Mr JAMES (HUNTER, NEW SOUTH WALES) - My question is directed to the Minister for Social Security. I refer to the answer given to the honourable member for Macquarie yesterday on key money demanded of people seeking accommodation in aged persons home units. I ask: Does the Commonwealth meet two-thirds of the cost of these units? What steps does it propose to take to end this most uncharitable practice by charitable bodies and how extensive is this practice to his knowledge?


Mr HAYDEN - It is true that the Commonwealth meets two-thirds of the cost of these units and last year the Commonwealth contributed, from memory, about $24m. I am not happy with the practice of 'key money', as I indicated yesterday. I have had discussions this morning with the Minister for Housing. It is my own feeling that there are more satisfactory ways of developing a program of accommodation for the aged. I think that some unhappy imbalances have arisen in the present pattern of developing accommodation for the aged. It is my intention to send a proposal to the National Commission on Social Welfare and to ask it for a complete review of the basis on which the programs so far operated have been established and asking it to consider whether there are in fact better ways of providing such a program of accommodation for the aged. Of course, I will be putting forward some tentative suggestions.

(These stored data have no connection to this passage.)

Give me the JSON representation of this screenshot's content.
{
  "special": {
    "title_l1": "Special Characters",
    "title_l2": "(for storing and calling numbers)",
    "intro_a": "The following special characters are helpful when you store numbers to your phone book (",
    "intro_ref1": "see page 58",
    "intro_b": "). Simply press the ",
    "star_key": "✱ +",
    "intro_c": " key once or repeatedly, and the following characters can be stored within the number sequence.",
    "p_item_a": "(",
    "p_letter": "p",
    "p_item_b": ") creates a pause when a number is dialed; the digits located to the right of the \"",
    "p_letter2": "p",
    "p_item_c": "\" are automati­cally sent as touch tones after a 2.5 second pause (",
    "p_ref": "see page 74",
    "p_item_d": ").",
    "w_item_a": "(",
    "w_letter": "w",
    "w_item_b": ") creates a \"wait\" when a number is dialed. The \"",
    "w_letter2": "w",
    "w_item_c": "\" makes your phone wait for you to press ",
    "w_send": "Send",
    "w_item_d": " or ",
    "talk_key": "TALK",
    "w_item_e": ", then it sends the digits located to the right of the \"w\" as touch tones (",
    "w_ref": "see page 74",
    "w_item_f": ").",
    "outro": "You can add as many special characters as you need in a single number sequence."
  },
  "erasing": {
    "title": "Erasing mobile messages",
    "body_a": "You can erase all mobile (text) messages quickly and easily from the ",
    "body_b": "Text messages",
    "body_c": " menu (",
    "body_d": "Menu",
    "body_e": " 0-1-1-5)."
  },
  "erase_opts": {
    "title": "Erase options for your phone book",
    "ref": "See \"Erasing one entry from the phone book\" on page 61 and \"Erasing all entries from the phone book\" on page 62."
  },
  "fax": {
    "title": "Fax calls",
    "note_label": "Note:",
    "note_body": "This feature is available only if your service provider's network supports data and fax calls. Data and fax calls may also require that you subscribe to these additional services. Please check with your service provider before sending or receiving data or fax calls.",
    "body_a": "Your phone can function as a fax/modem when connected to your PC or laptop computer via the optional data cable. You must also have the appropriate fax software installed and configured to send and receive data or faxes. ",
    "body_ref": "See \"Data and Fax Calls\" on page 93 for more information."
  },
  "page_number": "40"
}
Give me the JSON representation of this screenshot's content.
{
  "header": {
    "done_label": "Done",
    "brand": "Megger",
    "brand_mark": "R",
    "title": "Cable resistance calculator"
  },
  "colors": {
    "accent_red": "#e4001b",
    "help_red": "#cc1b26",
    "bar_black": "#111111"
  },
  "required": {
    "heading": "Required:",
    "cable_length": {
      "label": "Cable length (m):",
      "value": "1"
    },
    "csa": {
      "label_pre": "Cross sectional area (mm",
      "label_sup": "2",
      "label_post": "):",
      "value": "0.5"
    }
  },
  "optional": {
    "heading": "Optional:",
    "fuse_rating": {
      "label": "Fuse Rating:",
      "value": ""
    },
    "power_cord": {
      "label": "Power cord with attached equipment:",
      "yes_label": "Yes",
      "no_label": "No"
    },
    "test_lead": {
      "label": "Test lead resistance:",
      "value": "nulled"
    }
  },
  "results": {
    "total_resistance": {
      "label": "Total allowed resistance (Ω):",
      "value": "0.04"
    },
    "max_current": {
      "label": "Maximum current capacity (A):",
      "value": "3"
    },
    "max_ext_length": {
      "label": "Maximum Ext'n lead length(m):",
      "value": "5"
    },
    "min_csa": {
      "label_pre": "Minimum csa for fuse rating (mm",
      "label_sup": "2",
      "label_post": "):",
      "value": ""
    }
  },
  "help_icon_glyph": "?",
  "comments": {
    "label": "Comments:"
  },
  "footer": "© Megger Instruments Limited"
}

The other question, the final question, that the honourable member asks is the more significant one. Since I answered the question asked yesterday by the honourable member for Macquarie I have checked with departmental officers as to the amount of money which is being spent by the charitable organisations as their share of the cost of developing aged persons home units and which is raised from donations - and we must put 'donations' in inverted commas. The honourable member for Hunter calls it key money and I think that is more appropriate. The proportion of funds provided by charitable bodies which come from donations has gone from 35 per cent to 62 per cent in 18 months. I think that is a very unwholesome trend. Add to these facts the additional fact that in certain situations because of a succession of residents in a particular accommodation unit, it is conceivable that donations' can be requested on two or three or more occasions for the same unit. The last Government set about certain arrangements 3 to 3i years ago which it hoped would result in 50 per cent of the people accommodated in this sort of accommodation being people who did not make a donation. But there are loopholes or escape hatches in the arrangements - they are not intentionally there but by the nature of things this is the way it has developed - and the objective of the last Government is not only not being achieved but in fact is receding. I repeat, as I said yesterday, that I regard the practice as unsavoury. I do not regard it as particularly charitable and I believe that there has to be new thinking and new orientation in the way in which we provide accommodation facilities for the aged in the community. We must in providing them realise that the people who go into these homes should continue to be independent and to exercise independent rights as individuals in our society.